Tüm Dünyada etkili olan Covid-19 belirtileri ile tüberküloz hastalığının belirtilerinin karışmaması gerektiğini dile getiren Abdüloğlu, tüberkülozun belirtileri ve tedavi yolları hakkında şunları söyledi: “Verem hastalığının en sık görülen belirtileri; 2-3 haftadan uzun süren öksürük, ateş, gece terlemesi, kanlı balgam çıkarma ve kilo kaybıdır. Bu şikayetleri olan kişilerin en yakın zamanda bir sağlık kuruluşuna müracaat etmeleri gerekmektedir.

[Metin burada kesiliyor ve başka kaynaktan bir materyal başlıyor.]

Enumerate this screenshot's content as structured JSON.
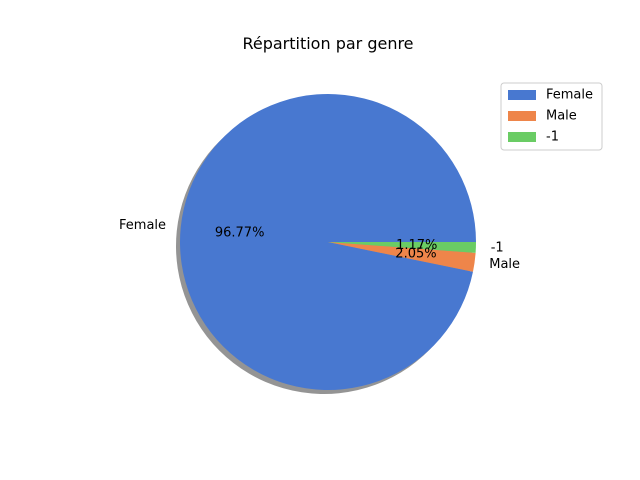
{
  "chart_data": {
    "type": "pie",
    "title": "Répartition par genre",
    "slices": [
      {
        "label": "Female",
        "value": 96.77,
        "pct_label": "96.77%",
        "color": "#4878d0"
      },
      {
        "label": "Male",
        "value": 2.05,
        "pct_label": "2.05%",
        "color": "#ee854a"
      },
      {
        "label": "-1",
        "value": 1.17,
        "pct_label": "1.17%",
        "color": "#6acc64"
      }
    ],
    "start_angle_deg": 0,
    "direction": "counterclockwise",
    "shadow": true,
    "legend": {
      "placement": "top-right",
      "entries": [
        "Female",
        "Male",
        "-1"
      ]
    }
  }
}
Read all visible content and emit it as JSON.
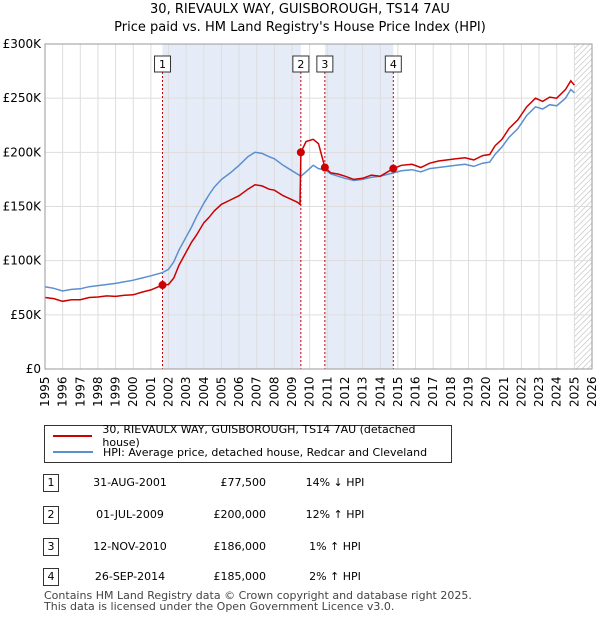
{
  "title_line1": "30, RIEVAULX WAY, GUISBOROUGH, TS14 7AU",
  "title_line2": "Price paid vs. HM Land Registry's House Price Index (HPI)",
  "chart_data": {
    "type": "line",
    "title": "30, RIEVAULX WAY, GUISBOROUGH, TS14 7AU",
    "subtitle": "Price paid vs. HM Land Registry's House Price Index (HPI)",
    "xlim": [
      1995,
      2026
    ],
    "ylim": [
      0,
      300000
    ],
    "x_ticks": [
      "1995",
      "1996",
      "1997",
      "1998",
      "1999",
      "2000",
      "2001",
      "2002",
      "2003",
      "2004",
      "2005",
      "2006",
      "2007",
      "2008",
      "2009",
      "2010",
      "2011",
      "2012",
      "2013",
      "2014",
      "2015",
      "2016",
      "2017",
      "2018",
      "2019",
      "2020",
      "2021",
      "2022",
      "2023",
      "2024",
      "2025",
      "2026"
    ],
    "y_ticks": [
      {
        "value": 0,
        "label": "£0"
      },
      {
        "value": 50000,
        "label": "£50K"
      },
      {
        "value": 100000,
        "label": "£100K"
      },
      {
        "value": 150000,
        "label": "£150K"
      },
      {
        "value": 200000,
        "label": "£200K"
      },
      {
        "value": 250000,
        "label": "£250K"
      },
      {
        "value": 300000,
        "label": "£300K"
      }
    ],
    "grid": true,
    "shaded_periods": [
      [
        2001.66,
        2009.5
      ],
      [
        2010.86,
        2014.74
      ]
    ],
    "future_hatch_from": 2025.0,
    "series": [
      {
        "name": "30, RIEVAULX WAY, GUISBOROUGH, TS14 7AU (detached house)",
        "color": "#cc0000",
        "points": [
          [
            1995.0,
            66000
          ],
          [
            1995.5,
            65000
          ],
          [
            1996.0,
            62500
          ],
          [
            1996.5,
            64000
          ],
          [
            1997.0,
            64000
          ],
          [
            1997.5,
            66000
          ],
          [
            1998.0,
            66500
          ],
          [
            1998.5,
            67500
          ],
          [
            1999.0,
            67000
          ],
          [
            1999.5,
            68000
          ],
          [
            2000.0,
            68500
          ],
          [
            2000.5,
            71000
          ],
          [
            2001.0,
            73000
          ],
          [
            2001.66,
            77500
          ],
          [
            2002.0,
            78000
          ],
          [
            2002.3,
            84000
          ],
          [
            2002.6,
            96000
          ],
          [
            2003.0,
            108000
          ],
          [
            2003.3,
            117000
          ],
          [
            2003.6,
            124000
          ],
          [
            2004.0,
            135000
          ],
          [
            2004.3,
            140000
          ],
          [
            2004.6,
            146000
          ],
          [
            2005.0,
            152000
          ],
          [
            2005.5,
            156000
          ],
          [
            2006.0,
            160000
          ],
          [
            2006.5,
            166000
          ],
          [
            2006.9,
            170000
          ],
          [
            2007.3,
            169000
          ],
          [
            2007.7,
            166000
          ],
          [
            2008.0,
            165000
          ],
          [
            2008.5,
            160000
          ],
          [
            2008.9,
            157000
          ],
          [
            2009.3,
            154000
          ],
          [
            2009.45,
            152000
          ],
          [
            2009.5,
            200000
          ],
          [
            2009.8,
            210000
          ],
          [
            2010.2,
            212000
          ],
          [
            2010.5,
            208000
          ],
          [
            2010.86,
            186000
          ],
          [
            2011.2,
            181000
          ],
          [
            2011.6,
            180000
          ],
          [
            2012.0,
            178000
          ],
          [
            2012.5,
            175000
          ],
          [
            2013.0,
            176000
          ],
          [
            2013.5,
            179000
          ],
          [
            2014.0,
            178000
          ],
          [
            2014.74,
            185000
          ],
          [
            2015.2,
            188000
          ],
          [
            2015.8,
            189000
          ],
          [
            2016.3,
            186000
          ],
          [
            2016.8,
            190000
          ],
          [
            2017.3,
            192000
          ],
          [
            2017.8,
            193000
          ],
          [
            2018.3,
            194000
          ],
          [
            2018.8,
            195000
          ],
          [
            2019.3,
            193000
          ],
          [
            2019.8,
            197000
          ],
          [
            2020.2,
            198000
          ],
          [
            2020.5,
            206000
          ],
          [
            2020.9,
            212000
          ],
          [
            2021.3,
            222000
          ],
          [
            2021.8,
            230000
          ],
          [
            2022.3,
            242000
          ],
          [
            2022.8,
            250000
          ],
          [
            2023.2,
            247000
          ],
          [
            2023.6,
            251000
          ],
          [
            2024.0,
            250000
          ],
          [
            2024.5,
            258000
          ],
          [
            2024.8,
            266000
          ],
          [
            2025.0,
            262000
          ]
        ]
      },
      {
        "name": "HPI: Average price, detached house, Redcar and Cleveland",
        "color": "#5b8fd0",
        "points": [
          [
            1995.0,
            76000
          ],
          [
            1995.5,
            74500
          ],
          [
            1996.0,
            72000
          ],
          [
            1996.5,
            73500
          ],
          [
            1997.0,
            74000
          ],
          [
            1997.5,
            76000
          ],
          [
            1998.0,
            77000
          ],
          [
            1998.5,
            78000
          ],
          [
            1999.0,
            79000
          ],
          [
            1999.5,
            80500
          ],
          [
            2000.0,
            82000
          ],
          [
            2000.5,
            84000
          ],
          [
            2001.0,
            86000
          ],
          [
            2001.66,
            89000
          ],
          [
            2002.0,
            92000
          ],
          [
            2002.3,
            99000
          ],
          [
            2002.6,
            110000
          ],
          [
            2003.0,
            122000
          ],
          [
            2003.3,
            131000
          ],
          [
            2003.6,
            141000
          ],
          [
            2004.0,
            153000
          ],
          [
            2004.3,
            161000
          ],
          [
            2004.6,
            168000
          ],
          [
            2005.0,
            175000
          ],
          [
            2005.5,
            181000
          ],
          [
            2006.0,
            188000
          ],
          [
            2006.5,
            196000
          ],
          [
            2006.9,
            200000
          ],
          [
            2007.3,
            199000
          ],
          [
            2007.7,
            196000
          ],
          [
            2008.0,
            194000
          ],
          [
            2008.5,
            188000
          ],
          [
            2008.9,
            184000
          ],
          [
            2009.3,
            180000
          ],
          [
            2009.5,
            178000
          ],
          [
            2009.8,
            182000
          ],
          [
            2010.2,
            188000
          ],
          [
            2010.5,
            185000
          ],
          [
            2010.86,
            184000
          ],
          [
            2011.2,
            180000
          ],
          [
            2011.6,
            178000
          ],
          [
            2012.0,
            176000
          ],
          [
            2012.5,
            174000
          ],
          [
            2013.0,
            175000
          ],
          [
            2013.5,
            177000
          ],
          [
            2014.0,
            178000
          ],
          [
            2014.74,
            181000
          ],
          [
            2015.2,
            183000
          ],
          [
            2015.8,
            184000
          ],
          [
            2016.3,
            182000
          ],
          [
            2016.8,
            185000
          ],
          [
            2017.3,
            186000
          ],
          [
            2017.8,
            187000
          ],
          [
            2018.3,
            188000
          ],
          [
            2018.8,
            189000
          ],
          [
            2019.3,
            187000
          ],
          [
            2019.8,
            190000
          ],
          [
            2020.2,
            191000
          ],
          [
            2020.5,
            198000
          ],
          [
            2020.9,
            205000
          ],
          [
            2021.3,
            214000
          ],
          [
            2021.8,
            222000
          ],
          [
            2022.3,
            234000
          ],
          [
            2022.8,
            242000
          ],
          [
            2023.2,
            240000
          ],
          [
            2023.6,
            244000
          ],
          [
            2024.0,
            243000
          ],
          [
            2024.5,
            250000
          ],
          [
            2024.8,
            258000
          ],
          [
            2025.0,
            255000
          ]
        ]
      }
    ],
    "sales": [
      {
        "label": "1",
        "x": 2001.66,
        "price": 77500
      },
      {
        "label": "2",
        "x": 2009.5,
        "price": 200000
      },
      {
        "label": "3",
        "x": 2010.86,
        "price": 186000
      },
      {
        "label": "4",
        "x": 2014.74,
        "price": 185000
      }
    ]
  },
  "legend": {
    "property": "30, RIEVAULX WAY, GUISBOROUGH, TS14 7AU (detached house)",
    "hpi": "HPI: Average price, detached house, Redcar and Cleveland"
  },
  "sales_table": [
    {
      "num": "1",
      "date": "31-AUG-2001",
      "price": "£77,500",
      "hpi": "14% ↓ HPI"
    },
    {
      "num": "2",
      "date": "01-JUL-2009",
      "price": "£200,000",
      "hpi": "12% ↑ HPI"
    },
    {
      "num": "3",
      "date": "12-NOV-2010",
      "price": "£186,000",
      "hpi": "1% ↑ HPI"
    },
    {
      "num": "4",
      "date": "26-SEP-2014",
      "price": "£185,000",
      "hpi": "2% ↑ HPI"
    }
  ],
  "footer_line1": "Contains HM Land Registry data © Crown copyright and database right 2025.",
  "footer_line2": "This data is licensed under the Open Government Licence v3.0.",
  "colors": {
    "property": "#cc0000",
    "hpi": "#5b8fd0",
    "shade": "#e6ecf7"
  }
}
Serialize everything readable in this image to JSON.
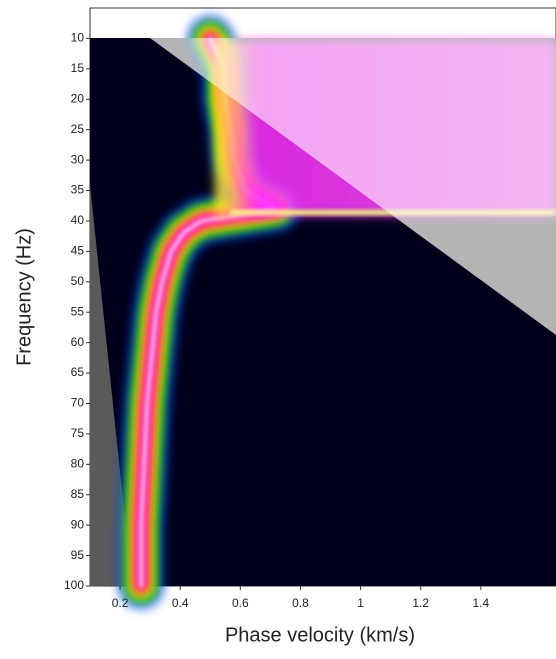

Covid-19 hastalığının belirtileri ise öncelikle: ateş, nefes darlığı, göğüste hissedilen ağrı veya basınç, iştah kaybı, kuru öksürük, yorgunluk, tat ve koku kaybı, burun tıkanıklığı, boğaz ağrısı, baş ağrısı, kas veya eklem ağrısı, ishal, mide bulantısı ya da kusma olarak sayılabilir diğer grip enfeksiyonlarından ayırabilmek için test yaptırılmalıdır. Verem hastalığı olan bir kişinin aile üyeleri, iş arkadaşları hastalığın bulaşması açısından en büyük risktedirler. Bu kişiler de ücretsiz dispanserde kontrolden geçirilmekte ve gerekli olanlar korumaya alınmaktadır. Verem hastalığı günümüzde tedavi edilebilir bir hastalıktır. Tedavisi DGT (Doğrudan Gözetimli Tedavi) ile en az 6 aydır. DGT, veremin kontrolünde en önemli tedavi stratejisi olup, hastanın tüm tedavi süresince ilaçlarının her dozunu sağlık personeli gözetiminde içmesi ve bu durumun kaydedilmesi esasına dayanan bir tedavi şeklidir. Böylece hastaların planlanan tedavi süresince ilaçlarını içtiğinden emin olabiliriz. Hasta ilaçlarını düzenli olarak kullanırsa tamamen iyileşir, aksi halde ilaçlara direnç gelişir. Tedavi güçleşir, uzar ve öldürücü olabilir. Tedavi edilmeyen her verem hastası yılda 10-15 kişiye hastalığı bulaştırır. Verem hastalığından korunmak için, verem aşısı (BCG) tüm bebeklere 2 aylıkken mutlaka yapılmalıdır. Bu aşı hem Verem Savaşı Dispanserinde hem de Aile Sağlığı Merkezlerinde ücretsiz olarak yapılmaktadır. Verem savaşı dispanserlerinde tanı işlemleri, tedavi, ilaçlar ve takip ücretsizdir. Denizli’de 2020 yılında Verem Savaş Dispanserimizde 71 yeni tüberküloz hastası saptanmış olup devam eden 44 tedavideki hastalarla birlikte toplam 115 hastanın takibi yapılmıştır” dedi.